La conclusion semble couler de source : les mesures de suspensions des importations, qui sont sensées précisément réduire les importations de produits finis destinés à la consommation, sont inefficaces et sans effet sur la facture d’importation de ce type de produits.
Une analyse plus fine révèle en réalité que les importations de produits alimentaires sont essentiellement boostées par les achats de céréales qui ont augmenté de plus de 8% depuis le début de l’année et celles de produits laitiers qui augmentent au rythme plus modéré de 1%.
En revanche, les importations de sucre et sucreries sont bien en baisse sensible de plus de 20%.
Côté importations de biens de consommation non alimentaires, la facture s’alourdit essentiellement en raison de l’augmentation considérable des achats de médicaments qui sont en hausse de plus de 40% depuis le début de l’année en cours tandis que les importations de collections CKD, qui sont classées curieusement comme des biens de consommations par les douanes algériennes, affichent une hausse de plus de 70%.

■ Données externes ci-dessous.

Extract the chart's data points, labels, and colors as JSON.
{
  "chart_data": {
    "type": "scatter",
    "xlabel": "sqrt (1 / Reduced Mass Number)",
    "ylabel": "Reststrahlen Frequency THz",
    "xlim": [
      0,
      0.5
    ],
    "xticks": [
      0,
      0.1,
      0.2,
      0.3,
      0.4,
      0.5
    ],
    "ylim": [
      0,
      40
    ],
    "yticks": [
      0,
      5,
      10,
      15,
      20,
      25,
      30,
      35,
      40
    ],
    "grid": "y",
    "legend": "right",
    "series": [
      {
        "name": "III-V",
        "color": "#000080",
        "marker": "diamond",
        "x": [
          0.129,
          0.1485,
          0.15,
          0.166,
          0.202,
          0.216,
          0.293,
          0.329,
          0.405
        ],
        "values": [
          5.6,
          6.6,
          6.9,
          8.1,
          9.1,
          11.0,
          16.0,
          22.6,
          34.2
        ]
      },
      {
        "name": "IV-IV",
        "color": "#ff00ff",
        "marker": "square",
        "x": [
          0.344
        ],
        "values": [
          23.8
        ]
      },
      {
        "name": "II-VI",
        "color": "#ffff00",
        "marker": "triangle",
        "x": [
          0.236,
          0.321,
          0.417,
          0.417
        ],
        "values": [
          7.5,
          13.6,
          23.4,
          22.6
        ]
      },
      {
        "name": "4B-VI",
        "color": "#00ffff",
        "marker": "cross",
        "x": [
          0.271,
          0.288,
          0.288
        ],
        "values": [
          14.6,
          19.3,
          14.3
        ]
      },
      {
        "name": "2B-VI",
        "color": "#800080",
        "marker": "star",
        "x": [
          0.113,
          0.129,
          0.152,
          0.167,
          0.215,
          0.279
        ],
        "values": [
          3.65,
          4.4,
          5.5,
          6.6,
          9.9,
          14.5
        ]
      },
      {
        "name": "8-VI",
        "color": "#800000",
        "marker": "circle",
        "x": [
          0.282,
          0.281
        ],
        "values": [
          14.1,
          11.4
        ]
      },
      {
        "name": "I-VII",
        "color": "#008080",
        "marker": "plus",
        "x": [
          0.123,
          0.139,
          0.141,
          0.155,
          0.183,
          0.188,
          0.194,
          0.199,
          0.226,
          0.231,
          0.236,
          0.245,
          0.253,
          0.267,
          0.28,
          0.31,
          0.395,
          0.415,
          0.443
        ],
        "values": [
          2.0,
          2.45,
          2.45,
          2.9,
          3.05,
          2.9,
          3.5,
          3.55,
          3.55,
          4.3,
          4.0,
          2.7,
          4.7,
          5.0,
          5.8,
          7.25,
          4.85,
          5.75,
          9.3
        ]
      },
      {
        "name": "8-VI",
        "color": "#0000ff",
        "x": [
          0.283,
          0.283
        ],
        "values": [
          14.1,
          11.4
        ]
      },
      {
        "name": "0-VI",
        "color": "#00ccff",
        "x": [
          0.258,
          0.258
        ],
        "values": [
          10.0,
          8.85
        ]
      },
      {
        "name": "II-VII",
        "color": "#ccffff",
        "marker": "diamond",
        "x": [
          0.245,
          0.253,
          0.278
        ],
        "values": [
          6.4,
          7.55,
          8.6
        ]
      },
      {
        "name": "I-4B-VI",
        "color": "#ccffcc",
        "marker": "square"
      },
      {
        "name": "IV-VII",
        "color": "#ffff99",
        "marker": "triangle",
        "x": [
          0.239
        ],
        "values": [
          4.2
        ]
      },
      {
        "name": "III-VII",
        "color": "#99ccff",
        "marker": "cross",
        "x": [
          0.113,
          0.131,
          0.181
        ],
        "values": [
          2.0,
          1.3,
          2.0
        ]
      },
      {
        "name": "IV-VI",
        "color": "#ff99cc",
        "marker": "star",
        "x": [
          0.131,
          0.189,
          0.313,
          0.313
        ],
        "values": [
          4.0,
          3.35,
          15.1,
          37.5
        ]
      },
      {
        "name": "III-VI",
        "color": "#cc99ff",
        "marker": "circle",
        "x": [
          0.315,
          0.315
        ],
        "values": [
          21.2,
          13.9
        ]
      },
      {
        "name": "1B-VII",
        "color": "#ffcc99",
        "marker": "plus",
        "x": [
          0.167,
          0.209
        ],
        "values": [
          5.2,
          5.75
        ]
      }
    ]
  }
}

…et une baisse inquiétante des importations de biens d’équipement
Le résultat le plus surprenant et le plus inquiétant de notre commerce extérieur est que la réduction des importations en ce début d’année est surtout imputable à une diminution très sensible des importations de biens d’équipement. C’est ainsi qu’à fin avril, les biens d’équipements industriels ont été importés pour 4,13 milliards de dollars contre 5,34 milliards l’année dernière soit une baisse considérable de plus de 22,6%. Même résultat pour la facture d’importation des biens d’équipements agricoles qui s’est établie à 187 millions de dollars contre 250 millions (-25,2%).
Une information qui ne constitue pas forcement une très bonne indication à propos du climat de l’investissement dans notre pays. Cette tendance inquiétante ne date d’ailleurs pas de cette année et les importations de biens d’équipements avaient déjà enregistré une baisse de 8,4% en 2017 qui semble s’amplifier considérablement en 2018.
Fournisseurs : la Chine qui recule et l’Europe qui progresse
Si les mesures de contingentement des importations semblent être impuissantes à réduire et surtout réorienter significativement nos approvisionnements à l’extérieur, elles semblent en revanche produire des résultats sensibles dans le classement et les parts de marché respectives de nos principaux fournisseurs.
À fin avril 2018, la Chine est encore en tête de nos fournisseurs avec 15% des importations algériennes, mais le montant des importations en provenance de ce pays est en baisse très forte de plus de 28%.
Le fournisseur chinois est désormais suivi de près par un groupe compact de pays européens dont la part de marché est en augmentation sensible depuis le début de l’année et la mise en place du dispositif de suspension de certaines importations. De quoi donner des arguments aux fonctionnaires algériens dans leurs négociations avec l’Union européenne.